The comparison between Titan X and Xeon E5 reinforces the same conclusion as the comparison between Tegra X1 and Core i7: GPUs appear to be capable of significantly higher energy efficiency for deep learning inference on AlexNet. In the case of Titan X, the GPU not only provides much better energy efficiency than the CPU, but it also achieves substantially higher performance at over 3000 images/second in the large-batch case compared to less than 500 images/second on the CPU. While larger batch sizes are more efficient to process, the comparison between Titan X and Xeon E5 with no batching proves that the GPU’s efficiency advantage is present even for smaller batch sizes. In comparison with Tegra X1, the Titan X manages to achieve competitive Performance/Watt despite its much bigger GPU, as the large 12 GB framebuffer allows it to run more efficient but memory-capacity-intensive FFT-based convolutions.
Finally, Table 3 presents inference results on GoogLeNet. As mentioned before, IDLF provides no support for GoogLeNet, and alternative deep learning frameworks have never been optimized for CPU performance. Therefore, we omit CPU results here and focus entirely on the GPUs.
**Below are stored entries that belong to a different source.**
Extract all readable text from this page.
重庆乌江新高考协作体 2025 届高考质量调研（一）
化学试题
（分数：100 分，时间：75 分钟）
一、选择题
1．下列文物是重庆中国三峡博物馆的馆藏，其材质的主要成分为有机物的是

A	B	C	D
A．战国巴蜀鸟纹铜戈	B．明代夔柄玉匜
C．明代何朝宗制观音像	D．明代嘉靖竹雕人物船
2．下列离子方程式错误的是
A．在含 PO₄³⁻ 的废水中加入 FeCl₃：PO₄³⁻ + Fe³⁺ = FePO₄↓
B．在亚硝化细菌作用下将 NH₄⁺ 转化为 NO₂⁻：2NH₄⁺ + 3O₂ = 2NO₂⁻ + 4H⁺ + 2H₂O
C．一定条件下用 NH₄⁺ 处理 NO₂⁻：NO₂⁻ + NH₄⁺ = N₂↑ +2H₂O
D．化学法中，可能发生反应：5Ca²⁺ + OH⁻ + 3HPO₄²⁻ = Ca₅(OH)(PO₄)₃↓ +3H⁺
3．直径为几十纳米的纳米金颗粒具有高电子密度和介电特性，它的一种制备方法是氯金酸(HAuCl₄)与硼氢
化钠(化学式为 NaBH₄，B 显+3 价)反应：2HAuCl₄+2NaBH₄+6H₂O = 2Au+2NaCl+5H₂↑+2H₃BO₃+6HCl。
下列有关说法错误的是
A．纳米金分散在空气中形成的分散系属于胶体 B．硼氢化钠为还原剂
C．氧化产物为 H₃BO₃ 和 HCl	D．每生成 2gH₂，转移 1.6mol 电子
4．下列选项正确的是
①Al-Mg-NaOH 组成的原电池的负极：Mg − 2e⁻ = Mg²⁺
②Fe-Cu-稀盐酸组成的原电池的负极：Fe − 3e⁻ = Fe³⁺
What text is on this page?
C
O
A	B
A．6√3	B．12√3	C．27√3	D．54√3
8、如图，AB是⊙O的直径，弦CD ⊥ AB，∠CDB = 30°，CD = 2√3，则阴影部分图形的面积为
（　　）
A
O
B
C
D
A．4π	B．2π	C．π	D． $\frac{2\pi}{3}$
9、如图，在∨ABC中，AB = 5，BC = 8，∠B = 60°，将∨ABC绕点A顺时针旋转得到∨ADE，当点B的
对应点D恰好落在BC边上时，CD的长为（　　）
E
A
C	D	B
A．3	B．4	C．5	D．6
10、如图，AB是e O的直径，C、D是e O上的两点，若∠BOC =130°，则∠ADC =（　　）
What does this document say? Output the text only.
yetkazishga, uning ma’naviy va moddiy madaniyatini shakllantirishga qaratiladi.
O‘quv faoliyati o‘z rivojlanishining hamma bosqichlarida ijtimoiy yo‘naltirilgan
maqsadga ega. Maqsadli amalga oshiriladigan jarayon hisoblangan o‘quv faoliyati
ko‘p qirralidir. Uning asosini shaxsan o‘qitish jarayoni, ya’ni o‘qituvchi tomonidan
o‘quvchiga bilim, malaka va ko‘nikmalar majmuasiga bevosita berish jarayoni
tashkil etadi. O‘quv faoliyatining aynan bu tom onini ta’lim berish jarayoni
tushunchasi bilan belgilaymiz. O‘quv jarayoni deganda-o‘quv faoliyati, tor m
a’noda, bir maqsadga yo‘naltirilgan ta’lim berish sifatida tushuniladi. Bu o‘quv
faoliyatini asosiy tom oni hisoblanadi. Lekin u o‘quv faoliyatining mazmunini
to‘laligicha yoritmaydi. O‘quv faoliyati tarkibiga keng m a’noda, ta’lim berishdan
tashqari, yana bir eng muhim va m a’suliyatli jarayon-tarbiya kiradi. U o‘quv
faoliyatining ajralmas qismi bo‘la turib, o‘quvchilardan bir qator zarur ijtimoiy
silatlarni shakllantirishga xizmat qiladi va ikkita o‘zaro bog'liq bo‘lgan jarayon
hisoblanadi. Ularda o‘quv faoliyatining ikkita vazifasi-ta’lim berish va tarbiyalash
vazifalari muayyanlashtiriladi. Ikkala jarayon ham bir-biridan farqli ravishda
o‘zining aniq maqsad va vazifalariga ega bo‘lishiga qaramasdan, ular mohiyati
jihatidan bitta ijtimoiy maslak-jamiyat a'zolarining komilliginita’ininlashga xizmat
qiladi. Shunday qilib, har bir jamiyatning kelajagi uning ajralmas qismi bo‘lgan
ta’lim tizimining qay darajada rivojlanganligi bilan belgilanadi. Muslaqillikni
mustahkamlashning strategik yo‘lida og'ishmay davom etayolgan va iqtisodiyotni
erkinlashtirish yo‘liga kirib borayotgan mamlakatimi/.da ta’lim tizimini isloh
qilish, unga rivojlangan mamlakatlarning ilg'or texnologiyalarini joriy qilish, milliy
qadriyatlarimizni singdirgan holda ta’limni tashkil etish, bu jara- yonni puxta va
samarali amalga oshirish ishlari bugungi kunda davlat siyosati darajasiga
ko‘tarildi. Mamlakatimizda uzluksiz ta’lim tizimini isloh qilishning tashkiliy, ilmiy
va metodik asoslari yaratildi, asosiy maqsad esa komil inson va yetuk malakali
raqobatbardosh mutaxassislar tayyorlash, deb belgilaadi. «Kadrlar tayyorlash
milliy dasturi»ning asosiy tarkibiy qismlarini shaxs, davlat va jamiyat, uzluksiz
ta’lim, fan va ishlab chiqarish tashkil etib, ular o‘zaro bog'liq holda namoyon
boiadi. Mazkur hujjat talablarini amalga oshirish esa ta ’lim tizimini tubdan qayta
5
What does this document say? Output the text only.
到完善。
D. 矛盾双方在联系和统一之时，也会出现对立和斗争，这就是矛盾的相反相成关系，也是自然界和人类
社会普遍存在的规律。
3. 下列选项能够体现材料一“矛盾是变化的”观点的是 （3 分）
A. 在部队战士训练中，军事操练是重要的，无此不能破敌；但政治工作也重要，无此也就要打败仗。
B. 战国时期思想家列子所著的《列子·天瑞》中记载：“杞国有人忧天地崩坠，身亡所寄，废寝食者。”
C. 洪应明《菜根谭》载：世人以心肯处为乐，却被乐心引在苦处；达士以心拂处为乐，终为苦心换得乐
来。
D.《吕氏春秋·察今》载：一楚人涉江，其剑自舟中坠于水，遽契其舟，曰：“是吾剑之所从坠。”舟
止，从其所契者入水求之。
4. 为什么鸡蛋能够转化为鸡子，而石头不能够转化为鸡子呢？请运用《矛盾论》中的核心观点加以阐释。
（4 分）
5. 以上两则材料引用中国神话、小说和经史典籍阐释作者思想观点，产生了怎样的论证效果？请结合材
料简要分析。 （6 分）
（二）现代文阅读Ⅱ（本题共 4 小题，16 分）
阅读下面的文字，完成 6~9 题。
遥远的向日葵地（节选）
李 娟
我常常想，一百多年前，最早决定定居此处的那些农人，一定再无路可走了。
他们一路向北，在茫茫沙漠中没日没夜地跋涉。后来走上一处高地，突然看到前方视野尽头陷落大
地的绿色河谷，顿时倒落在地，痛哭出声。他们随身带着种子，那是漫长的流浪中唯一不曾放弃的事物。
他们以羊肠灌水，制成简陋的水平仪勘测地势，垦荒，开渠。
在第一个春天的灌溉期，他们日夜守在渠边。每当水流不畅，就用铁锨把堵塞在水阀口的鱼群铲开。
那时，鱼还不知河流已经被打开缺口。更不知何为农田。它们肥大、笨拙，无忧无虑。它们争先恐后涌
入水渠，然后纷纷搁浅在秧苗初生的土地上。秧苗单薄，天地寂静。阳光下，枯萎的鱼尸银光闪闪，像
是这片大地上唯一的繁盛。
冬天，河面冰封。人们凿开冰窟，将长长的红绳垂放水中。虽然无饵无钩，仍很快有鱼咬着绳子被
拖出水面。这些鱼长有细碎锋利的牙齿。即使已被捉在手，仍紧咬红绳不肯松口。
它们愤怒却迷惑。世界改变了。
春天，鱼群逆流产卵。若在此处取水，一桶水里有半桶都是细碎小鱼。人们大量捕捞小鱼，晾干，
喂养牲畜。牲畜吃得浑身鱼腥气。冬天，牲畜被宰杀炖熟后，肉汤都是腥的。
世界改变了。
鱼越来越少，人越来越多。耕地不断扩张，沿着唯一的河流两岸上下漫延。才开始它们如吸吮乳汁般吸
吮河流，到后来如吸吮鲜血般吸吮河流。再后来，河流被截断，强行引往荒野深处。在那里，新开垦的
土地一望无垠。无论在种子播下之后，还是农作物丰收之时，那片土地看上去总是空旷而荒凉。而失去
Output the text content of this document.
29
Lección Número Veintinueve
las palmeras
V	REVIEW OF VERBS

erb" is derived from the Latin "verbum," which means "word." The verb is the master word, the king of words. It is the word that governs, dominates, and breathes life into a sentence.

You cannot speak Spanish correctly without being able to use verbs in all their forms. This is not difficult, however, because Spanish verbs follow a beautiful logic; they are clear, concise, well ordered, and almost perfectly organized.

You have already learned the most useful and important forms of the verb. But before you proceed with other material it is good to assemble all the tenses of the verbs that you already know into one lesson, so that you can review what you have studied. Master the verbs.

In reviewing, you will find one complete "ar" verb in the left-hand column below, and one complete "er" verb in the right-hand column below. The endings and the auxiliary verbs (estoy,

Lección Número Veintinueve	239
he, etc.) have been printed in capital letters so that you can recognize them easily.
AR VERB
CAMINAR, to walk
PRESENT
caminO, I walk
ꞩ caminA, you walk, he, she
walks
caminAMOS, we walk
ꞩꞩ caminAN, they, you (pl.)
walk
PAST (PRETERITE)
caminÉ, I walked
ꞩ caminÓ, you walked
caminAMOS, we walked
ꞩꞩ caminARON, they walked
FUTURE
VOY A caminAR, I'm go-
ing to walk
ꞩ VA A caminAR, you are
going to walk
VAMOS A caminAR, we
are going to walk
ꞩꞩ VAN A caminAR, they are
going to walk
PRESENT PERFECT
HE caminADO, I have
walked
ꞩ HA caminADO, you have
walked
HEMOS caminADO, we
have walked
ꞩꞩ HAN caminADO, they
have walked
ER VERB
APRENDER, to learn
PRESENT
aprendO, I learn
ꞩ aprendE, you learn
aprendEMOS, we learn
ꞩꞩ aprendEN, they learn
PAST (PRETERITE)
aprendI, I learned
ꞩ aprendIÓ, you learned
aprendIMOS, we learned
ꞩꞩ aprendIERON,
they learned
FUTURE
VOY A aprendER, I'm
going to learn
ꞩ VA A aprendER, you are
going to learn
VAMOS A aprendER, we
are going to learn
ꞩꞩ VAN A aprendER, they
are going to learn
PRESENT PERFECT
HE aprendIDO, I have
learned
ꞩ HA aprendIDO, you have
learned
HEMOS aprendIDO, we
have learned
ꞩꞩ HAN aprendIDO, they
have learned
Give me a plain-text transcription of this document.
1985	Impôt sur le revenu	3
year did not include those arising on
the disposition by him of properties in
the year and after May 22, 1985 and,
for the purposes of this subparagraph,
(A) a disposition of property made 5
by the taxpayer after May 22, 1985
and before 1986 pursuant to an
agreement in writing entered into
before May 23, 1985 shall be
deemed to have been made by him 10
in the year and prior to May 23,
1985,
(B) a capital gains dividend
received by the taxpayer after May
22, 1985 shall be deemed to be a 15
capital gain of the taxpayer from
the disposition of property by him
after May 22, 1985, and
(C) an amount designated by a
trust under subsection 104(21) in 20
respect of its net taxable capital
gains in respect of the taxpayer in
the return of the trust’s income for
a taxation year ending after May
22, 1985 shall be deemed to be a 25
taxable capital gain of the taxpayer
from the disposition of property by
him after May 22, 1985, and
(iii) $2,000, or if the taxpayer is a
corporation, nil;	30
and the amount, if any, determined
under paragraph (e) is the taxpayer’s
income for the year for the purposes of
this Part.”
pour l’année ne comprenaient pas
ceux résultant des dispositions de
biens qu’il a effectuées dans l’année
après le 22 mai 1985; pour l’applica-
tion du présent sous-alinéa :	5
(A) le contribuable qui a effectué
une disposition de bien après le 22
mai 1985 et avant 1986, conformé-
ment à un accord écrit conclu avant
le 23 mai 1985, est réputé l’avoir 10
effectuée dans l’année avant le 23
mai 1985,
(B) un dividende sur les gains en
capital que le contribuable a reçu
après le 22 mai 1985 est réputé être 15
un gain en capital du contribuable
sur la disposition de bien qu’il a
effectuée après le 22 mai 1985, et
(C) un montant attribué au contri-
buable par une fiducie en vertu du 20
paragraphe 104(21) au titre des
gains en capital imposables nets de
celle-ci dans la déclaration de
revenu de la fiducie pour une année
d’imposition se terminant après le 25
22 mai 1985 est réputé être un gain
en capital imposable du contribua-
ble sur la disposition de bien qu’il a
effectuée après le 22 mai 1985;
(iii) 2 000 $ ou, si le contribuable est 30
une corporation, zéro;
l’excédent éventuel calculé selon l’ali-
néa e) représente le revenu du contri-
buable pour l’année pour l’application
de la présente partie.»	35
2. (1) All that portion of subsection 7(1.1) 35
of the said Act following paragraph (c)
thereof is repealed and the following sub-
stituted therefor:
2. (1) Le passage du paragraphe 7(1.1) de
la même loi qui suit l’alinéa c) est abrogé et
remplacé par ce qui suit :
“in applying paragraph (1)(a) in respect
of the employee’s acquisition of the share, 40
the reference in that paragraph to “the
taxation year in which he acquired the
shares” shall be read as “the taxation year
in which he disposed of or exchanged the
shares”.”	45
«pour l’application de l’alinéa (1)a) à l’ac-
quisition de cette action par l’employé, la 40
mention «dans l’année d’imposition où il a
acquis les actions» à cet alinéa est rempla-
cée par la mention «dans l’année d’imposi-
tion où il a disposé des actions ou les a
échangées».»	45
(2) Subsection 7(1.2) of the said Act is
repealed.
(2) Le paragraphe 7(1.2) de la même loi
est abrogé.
As GoogLeNet is a much more demanding network than AlexNet, Tegra X1 cannot run batch size 128 inference due to insufficient total memory capacity (4GB on a Jetson™ TX1 board). The massive framebuffer on the Titan X is sufficient to allow inference with batch size 128.
Table 3 GoogLeNet inference results on Tegra X1 and Titan X. Tegra X1's total memory capacity is not sufficient to run batch size 128 inference.
Compared to AlexNet, the results show significantly lower absolute performance values, indicating how much more computationally demanding GoogLeNet is. However, even on GoogLeNet, all GPUs are capable of achieving real-time performance on a 30 fps camera feed.